Myrto Reiss e Sylvain Ricard (argumento)
Daniel Casanave (desenho)
Futuropolis
França, Abril de 2013
195 x 265 mm, 192 p., bicromia, cartonado
24,00 €
Resumo
Esta é uma adaptação do romance homónimo autobiográfico de
Chrònios Mìssios, comunista grego que, desde a adolescência, passou grande
parte da sua vida na prisão.
Desenvolvimento
Se em tempos a banda desenhada procurou a adaptação de obras
literárias como forma de credibilização
e para ganhar estatuto, hoje fá-lo – de novo – mas agora como afirmação dessa
mesma credibilidade e desse estatuto entretanto conquistado.
Por isso, quando há 50, 60, 70 anos recorria especialmente
aos romances de aventuras – nalguns casos com assinalável qualidade, como
aconteceu entre nós com Fernando Bento, por exemplo – hoje permite-se uma
selecção (muito) mais vasta e abrangente que, frequentemente, vai à procura – e
também ao encontro… - de outros leitores que não as crianças/adolescentes que
então tinha como público-alvo.
Por isso, mesmo que em muitos casos haja um “retorno às
origens” - recriando aos quadradinhos Verne, Stevenson e outros romancistas
juvenis – também recorre a adaptações policiais ("Le policier qui rit", ...), romances de sucesso
("Millenium", …) ou obras menos óbvias, autobiográficas e/ou política ou
ideologicamente engajadas, como é o caso deste “Toi au moins, tu est mort
avant.”
Nascido em 1930 e falecido em Novembro de 2012 - sem ter
chegado a ver esta banda desenhada - Chrònios Mìssios foi apanhado pelo
turbilhão que se instalou na Grécia após a Segunda Guerra Mundial e a arrastou
para uma guerra civil, tendo-se tornado comunista e sofrido – na pele e não só –
por essa decisão.
História de (uma) vida atribulada e sofrida pela decisão de,
antes de tudo, se manter fiel ao ideal que abraçou, este romance desenhado é um
retrato duro do dia-a-dia nas várias prisões por onde Mìssios foi passando ao
longo de mais de duas décadas e onde sofreu tortura física e psicológica,
isolamento e violência, falsas promessas e aliciamentos vários. E que o traço
semi-caricatural utilizado para a traçar faz surgir aos olhos do leitor com
redobrada força pelo contraste que provoca.

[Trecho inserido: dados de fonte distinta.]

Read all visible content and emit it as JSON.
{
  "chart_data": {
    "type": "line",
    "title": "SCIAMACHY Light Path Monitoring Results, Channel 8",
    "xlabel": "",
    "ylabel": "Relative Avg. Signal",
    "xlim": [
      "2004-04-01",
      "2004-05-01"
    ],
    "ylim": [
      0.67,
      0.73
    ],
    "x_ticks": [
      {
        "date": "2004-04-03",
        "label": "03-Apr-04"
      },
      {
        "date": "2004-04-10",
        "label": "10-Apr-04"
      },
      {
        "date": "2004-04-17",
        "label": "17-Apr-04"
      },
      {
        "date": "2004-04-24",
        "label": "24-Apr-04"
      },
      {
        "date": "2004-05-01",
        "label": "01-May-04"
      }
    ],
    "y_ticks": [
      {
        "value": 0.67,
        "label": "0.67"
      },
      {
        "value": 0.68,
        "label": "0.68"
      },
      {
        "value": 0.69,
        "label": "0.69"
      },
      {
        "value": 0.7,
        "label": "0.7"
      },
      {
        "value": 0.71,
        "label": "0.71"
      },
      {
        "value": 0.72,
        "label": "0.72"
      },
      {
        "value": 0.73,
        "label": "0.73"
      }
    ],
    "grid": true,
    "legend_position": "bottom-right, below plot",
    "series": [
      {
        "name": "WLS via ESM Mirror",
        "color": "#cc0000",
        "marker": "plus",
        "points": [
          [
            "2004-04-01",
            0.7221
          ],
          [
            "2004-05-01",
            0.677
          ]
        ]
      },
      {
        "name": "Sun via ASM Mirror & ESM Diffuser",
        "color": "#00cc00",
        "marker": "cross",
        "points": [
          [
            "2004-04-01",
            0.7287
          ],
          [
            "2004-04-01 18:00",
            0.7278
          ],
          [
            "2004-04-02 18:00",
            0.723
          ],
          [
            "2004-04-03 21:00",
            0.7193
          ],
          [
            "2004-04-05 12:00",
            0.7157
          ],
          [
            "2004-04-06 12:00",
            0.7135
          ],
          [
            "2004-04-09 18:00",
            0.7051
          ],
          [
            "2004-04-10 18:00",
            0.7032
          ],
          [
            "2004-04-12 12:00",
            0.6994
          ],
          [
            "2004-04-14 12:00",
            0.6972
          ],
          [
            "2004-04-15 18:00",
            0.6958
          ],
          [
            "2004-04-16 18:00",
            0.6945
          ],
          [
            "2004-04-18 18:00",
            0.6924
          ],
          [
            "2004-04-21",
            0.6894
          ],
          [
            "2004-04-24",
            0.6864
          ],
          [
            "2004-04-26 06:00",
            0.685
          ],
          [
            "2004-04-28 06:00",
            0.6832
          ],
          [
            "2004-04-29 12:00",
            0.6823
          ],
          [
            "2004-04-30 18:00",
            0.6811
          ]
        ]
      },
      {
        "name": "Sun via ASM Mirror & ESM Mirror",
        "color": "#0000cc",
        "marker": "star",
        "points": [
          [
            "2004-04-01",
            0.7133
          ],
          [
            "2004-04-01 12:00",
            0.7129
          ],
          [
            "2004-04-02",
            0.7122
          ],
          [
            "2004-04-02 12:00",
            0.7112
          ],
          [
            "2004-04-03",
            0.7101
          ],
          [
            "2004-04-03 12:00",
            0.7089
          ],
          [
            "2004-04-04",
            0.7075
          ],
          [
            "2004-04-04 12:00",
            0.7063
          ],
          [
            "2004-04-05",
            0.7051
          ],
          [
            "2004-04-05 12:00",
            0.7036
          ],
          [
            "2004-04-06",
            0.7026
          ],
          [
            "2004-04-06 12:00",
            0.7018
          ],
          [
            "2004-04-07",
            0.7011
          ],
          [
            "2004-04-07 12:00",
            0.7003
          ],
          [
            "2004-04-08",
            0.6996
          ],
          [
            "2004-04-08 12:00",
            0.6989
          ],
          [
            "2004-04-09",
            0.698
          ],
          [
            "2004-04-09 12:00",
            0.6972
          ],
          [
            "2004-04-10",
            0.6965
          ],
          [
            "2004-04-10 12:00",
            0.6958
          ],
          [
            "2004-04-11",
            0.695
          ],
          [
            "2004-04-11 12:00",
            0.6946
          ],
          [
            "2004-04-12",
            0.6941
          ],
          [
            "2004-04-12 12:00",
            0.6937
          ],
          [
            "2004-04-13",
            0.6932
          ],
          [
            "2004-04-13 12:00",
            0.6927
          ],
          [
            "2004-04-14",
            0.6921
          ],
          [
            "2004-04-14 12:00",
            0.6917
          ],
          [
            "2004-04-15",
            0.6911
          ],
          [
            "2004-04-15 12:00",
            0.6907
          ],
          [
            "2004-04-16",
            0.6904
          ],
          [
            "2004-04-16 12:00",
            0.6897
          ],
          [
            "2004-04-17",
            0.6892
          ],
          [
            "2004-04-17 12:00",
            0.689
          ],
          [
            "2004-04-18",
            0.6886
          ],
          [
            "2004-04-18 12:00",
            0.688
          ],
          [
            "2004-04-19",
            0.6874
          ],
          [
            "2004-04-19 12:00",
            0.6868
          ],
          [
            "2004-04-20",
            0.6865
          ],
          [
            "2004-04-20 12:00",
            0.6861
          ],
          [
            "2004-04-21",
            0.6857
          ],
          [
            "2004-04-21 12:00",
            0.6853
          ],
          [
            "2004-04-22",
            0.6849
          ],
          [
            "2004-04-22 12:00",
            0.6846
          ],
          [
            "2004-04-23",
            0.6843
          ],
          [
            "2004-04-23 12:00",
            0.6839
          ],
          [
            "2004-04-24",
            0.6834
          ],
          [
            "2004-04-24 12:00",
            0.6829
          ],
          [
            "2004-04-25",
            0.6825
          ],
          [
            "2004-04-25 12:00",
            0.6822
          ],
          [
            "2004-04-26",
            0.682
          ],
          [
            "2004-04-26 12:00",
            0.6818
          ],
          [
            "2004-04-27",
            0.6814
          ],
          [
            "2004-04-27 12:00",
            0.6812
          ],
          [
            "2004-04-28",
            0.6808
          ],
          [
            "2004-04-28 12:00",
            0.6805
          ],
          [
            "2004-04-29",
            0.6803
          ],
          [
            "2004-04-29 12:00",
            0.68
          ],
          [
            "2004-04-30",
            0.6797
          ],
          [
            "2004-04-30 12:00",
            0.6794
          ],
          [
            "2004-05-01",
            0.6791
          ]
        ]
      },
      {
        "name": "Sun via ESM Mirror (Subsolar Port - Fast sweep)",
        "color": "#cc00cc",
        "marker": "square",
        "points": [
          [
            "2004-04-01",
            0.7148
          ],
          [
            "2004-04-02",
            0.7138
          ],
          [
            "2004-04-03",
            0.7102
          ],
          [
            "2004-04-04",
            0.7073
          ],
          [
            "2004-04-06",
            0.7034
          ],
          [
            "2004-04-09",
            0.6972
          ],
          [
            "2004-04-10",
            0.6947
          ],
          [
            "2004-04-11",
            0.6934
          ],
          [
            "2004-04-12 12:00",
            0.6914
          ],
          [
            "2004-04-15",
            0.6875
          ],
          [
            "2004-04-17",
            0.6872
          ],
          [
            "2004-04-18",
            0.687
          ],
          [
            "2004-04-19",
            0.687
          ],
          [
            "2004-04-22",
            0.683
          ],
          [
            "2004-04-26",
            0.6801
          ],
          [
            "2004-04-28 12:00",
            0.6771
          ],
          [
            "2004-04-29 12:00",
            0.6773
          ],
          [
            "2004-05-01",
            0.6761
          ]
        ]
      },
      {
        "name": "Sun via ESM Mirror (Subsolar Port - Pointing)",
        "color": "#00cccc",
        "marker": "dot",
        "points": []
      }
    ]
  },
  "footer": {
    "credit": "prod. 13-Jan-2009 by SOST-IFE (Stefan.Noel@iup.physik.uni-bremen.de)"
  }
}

A solidariedade com os camaradas – nem sempre correspondida,
por vezes traída – a perda da primeira mulher que amou, o afastamento da mãe -
a única família que lhe sobrava – são outros momentos dolorosos que ajudam a compor
o retrato de uma forma de vida, que hoje, a muitos, pode soar estranha, mas que
nos deve fazer reflectir, pois esteve longe de ser caso único na Grécia, na
Europa – Portugal incluído – há não tanto tempo assim.
A reter
- A capacidade que os autores tiveram de transpor para um
registo diferente do original, todos os sentimentos e emoções inerentes a um relato
deste tipo.
- A afirmação da banda desenhada – mais uma vez, não que
houvesse necessidade – como arte narrativa maior, seja qual for a temática que
aborde.
- A qualidade das edições da Futuropolis, na linha de uma
(já) longa tradição. Manusear livros como este – capa dura, papel encorpado, bem
impresso, bom design, pesado… - é um verdadeiro prazer.